🤖 AI Summary
This study addresses the challenge of fragmented pharmacokinetic (PK) data scattered across structurally heterogeneous tables in scientific literature, which hinders efficient and accurate manual extraction. To overcome this, the authors propose a human-centric table understanding approach that integrates natural language processing, computer vision, and structured parsing techniques to develop a specialized AI model. This model automatically interprets complex table layouts in XML-formatted publications, accurately aligns semantic meanings of row and column headers, and extracts PK parameters with high precision. The method significantly enhances both extraction accuracy and scalability, enabling large-scale, automated acquisition of PK data and laying the foundation for a dynamic, continuously updated PK knowledge base.
📝 Abstract
In the field of pharmacology, there is a notable absence of centralized, comprehensive, and up-to-date repositories of PK data. This poses a significant challenge for R&D as it can be a time-consuming and challenging task to collect all the required quantitative PK parameters from diverse scientific publications. This quantitative PK information is predominantly organized in tabular format, mostly available as XML, HTML, or PDF files within various online repositories and scientific publications, including supplementary materials. This makes tables one of the crucial components and information elements of scientific or regulatory documents as they are commonly utilized to present quantitative information. Extracting data from tables is typically a labor-intensive process, and alternative automated machine learning models may struggle to accurately detect and extract the relevant data due to the complex nature and diverse layouts of tabular data. The difficulty of information extraction and reading order detection is largely dependent on the structural complexity of the tables. Efforts to understand tables should prioritize capturing the content of table cells in a manner that aligns with how a human reader naturally comprehends the information.
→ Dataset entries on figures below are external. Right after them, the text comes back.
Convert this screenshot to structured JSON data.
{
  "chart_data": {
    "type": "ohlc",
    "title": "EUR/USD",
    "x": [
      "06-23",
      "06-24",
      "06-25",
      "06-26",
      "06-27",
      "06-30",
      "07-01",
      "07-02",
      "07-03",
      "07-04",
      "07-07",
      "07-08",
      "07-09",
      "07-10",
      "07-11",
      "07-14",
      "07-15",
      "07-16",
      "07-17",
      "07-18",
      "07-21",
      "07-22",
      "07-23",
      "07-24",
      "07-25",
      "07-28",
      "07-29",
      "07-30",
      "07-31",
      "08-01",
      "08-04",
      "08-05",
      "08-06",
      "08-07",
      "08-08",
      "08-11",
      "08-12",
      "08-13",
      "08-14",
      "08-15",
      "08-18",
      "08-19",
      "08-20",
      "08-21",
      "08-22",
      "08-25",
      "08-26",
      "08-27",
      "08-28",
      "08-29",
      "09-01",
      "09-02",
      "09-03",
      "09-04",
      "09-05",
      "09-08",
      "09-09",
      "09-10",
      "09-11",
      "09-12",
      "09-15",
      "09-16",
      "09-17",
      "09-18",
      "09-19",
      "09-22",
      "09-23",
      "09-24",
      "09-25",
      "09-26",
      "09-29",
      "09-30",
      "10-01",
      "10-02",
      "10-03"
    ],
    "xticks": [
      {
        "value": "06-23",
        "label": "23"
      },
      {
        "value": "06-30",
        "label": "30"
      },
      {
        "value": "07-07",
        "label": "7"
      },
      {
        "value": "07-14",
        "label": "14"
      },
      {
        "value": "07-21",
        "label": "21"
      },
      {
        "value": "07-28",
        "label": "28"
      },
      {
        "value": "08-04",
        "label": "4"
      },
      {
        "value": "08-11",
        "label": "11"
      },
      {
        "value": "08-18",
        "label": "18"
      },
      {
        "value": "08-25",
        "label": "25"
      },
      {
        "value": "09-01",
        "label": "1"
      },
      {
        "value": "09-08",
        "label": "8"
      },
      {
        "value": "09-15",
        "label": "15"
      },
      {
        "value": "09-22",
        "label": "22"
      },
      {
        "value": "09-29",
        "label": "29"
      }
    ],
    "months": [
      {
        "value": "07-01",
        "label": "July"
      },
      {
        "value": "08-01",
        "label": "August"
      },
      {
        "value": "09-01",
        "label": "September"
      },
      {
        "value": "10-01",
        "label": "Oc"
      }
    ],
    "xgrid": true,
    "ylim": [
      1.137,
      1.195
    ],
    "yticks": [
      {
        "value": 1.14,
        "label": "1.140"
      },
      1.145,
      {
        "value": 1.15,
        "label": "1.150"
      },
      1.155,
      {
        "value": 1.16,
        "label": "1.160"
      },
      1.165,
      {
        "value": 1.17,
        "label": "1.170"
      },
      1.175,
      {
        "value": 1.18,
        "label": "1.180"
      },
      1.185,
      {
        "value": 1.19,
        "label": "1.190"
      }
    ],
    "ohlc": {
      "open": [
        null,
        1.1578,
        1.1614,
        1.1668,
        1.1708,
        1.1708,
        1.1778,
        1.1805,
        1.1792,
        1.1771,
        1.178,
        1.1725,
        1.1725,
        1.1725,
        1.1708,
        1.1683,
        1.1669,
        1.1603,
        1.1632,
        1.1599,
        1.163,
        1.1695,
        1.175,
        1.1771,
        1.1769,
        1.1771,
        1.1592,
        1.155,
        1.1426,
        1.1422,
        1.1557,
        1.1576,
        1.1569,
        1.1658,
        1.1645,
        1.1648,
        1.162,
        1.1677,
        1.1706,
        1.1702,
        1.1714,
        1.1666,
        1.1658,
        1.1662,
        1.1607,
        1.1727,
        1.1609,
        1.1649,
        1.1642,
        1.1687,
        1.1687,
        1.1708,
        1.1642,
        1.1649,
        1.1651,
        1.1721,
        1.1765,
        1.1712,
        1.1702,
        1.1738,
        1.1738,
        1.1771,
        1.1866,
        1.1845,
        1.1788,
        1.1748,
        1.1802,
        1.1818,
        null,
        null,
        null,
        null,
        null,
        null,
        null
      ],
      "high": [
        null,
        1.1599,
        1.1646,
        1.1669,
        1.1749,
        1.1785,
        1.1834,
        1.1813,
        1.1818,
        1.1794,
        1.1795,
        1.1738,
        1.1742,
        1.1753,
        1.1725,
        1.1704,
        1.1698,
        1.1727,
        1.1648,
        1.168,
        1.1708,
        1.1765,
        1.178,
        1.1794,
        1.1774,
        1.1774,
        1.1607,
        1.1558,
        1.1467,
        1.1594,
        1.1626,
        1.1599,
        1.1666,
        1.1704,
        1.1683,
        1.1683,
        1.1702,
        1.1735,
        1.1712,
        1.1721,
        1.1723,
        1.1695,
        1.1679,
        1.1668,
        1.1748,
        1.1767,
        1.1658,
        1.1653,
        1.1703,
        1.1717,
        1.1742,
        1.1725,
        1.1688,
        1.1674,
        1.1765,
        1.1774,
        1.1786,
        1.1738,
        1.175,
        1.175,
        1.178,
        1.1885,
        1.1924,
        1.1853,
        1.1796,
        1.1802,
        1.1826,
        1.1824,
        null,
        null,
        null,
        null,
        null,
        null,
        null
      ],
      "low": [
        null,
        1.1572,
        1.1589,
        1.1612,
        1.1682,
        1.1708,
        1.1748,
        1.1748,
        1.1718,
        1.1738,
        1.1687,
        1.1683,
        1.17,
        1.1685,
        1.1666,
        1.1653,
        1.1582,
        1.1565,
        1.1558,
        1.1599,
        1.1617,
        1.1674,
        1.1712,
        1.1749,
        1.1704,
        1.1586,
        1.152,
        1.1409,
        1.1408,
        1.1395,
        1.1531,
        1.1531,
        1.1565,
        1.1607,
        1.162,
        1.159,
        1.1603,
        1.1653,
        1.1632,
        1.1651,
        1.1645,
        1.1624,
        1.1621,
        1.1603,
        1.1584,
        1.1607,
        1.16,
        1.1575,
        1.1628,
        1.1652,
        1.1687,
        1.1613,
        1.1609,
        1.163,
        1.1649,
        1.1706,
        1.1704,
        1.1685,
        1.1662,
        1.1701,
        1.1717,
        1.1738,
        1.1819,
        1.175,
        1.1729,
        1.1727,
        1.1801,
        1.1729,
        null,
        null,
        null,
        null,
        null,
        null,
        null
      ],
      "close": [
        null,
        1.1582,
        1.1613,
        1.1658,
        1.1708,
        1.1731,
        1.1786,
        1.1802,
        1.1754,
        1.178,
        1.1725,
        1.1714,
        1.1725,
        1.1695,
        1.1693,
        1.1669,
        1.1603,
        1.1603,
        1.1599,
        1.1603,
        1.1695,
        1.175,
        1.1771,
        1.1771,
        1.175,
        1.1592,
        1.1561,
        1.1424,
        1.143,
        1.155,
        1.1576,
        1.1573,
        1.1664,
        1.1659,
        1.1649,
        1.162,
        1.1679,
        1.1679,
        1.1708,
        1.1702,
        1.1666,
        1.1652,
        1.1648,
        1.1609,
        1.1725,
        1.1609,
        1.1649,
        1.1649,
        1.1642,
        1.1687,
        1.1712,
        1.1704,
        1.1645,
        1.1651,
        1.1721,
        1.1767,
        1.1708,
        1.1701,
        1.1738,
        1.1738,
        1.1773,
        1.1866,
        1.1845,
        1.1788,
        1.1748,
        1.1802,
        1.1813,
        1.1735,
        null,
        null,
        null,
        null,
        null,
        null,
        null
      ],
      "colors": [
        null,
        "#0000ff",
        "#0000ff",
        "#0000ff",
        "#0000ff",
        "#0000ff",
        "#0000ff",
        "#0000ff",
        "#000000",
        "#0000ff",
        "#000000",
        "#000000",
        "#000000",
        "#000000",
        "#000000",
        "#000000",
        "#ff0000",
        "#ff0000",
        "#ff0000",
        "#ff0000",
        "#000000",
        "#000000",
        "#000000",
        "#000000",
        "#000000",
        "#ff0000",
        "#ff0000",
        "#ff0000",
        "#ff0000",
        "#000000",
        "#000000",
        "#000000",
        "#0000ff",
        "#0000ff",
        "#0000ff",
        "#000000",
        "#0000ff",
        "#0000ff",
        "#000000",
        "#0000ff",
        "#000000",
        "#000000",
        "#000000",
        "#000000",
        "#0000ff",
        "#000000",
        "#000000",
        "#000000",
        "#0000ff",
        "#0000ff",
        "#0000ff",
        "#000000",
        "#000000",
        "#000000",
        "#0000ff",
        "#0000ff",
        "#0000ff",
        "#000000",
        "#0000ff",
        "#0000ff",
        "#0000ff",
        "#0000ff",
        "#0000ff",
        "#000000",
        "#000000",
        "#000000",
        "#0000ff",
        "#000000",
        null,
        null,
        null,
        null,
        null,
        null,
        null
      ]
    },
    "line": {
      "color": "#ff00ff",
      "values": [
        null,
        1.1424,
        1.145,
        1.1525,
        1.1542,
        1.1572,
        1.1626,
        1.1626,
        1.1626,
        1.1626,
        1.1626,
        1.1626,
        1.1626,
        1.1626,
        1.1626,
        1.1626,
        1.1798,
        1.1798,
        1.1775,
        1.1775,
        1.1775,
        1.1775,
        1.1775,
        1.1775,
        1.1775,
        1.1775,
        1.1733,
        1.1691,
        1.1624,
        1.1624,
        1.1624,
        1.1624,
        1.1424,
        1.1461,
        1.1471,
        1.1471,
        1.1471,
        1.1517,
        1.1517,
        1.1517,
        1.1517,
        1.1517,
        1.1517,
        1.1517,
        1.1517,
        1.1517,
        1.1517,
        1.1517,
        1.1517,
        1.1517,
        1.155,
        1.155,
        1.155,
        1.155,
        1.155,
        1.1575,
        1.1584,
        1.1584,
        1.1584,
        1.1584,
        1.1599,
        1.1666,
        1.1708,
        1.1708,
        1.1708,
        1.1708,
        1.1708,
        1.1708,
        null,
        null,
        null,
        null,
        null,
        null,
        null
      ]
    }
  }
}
FARAD has been manually extracting tabular data and other information from literature and regulatory agencies for over 40 years. However, there is now an urgent need to automate this process due to the large volume of publications released daily. The accuracy of this task has become increasingly challenging, as manual extraction is tedious and prone to errors, especially given the staffing shortages we are currently facing. This necessitates the development of AI algorithms for table detection and extraction that are able to precisely handle cells organized according to the table structure, as indicated by column and/or row header information.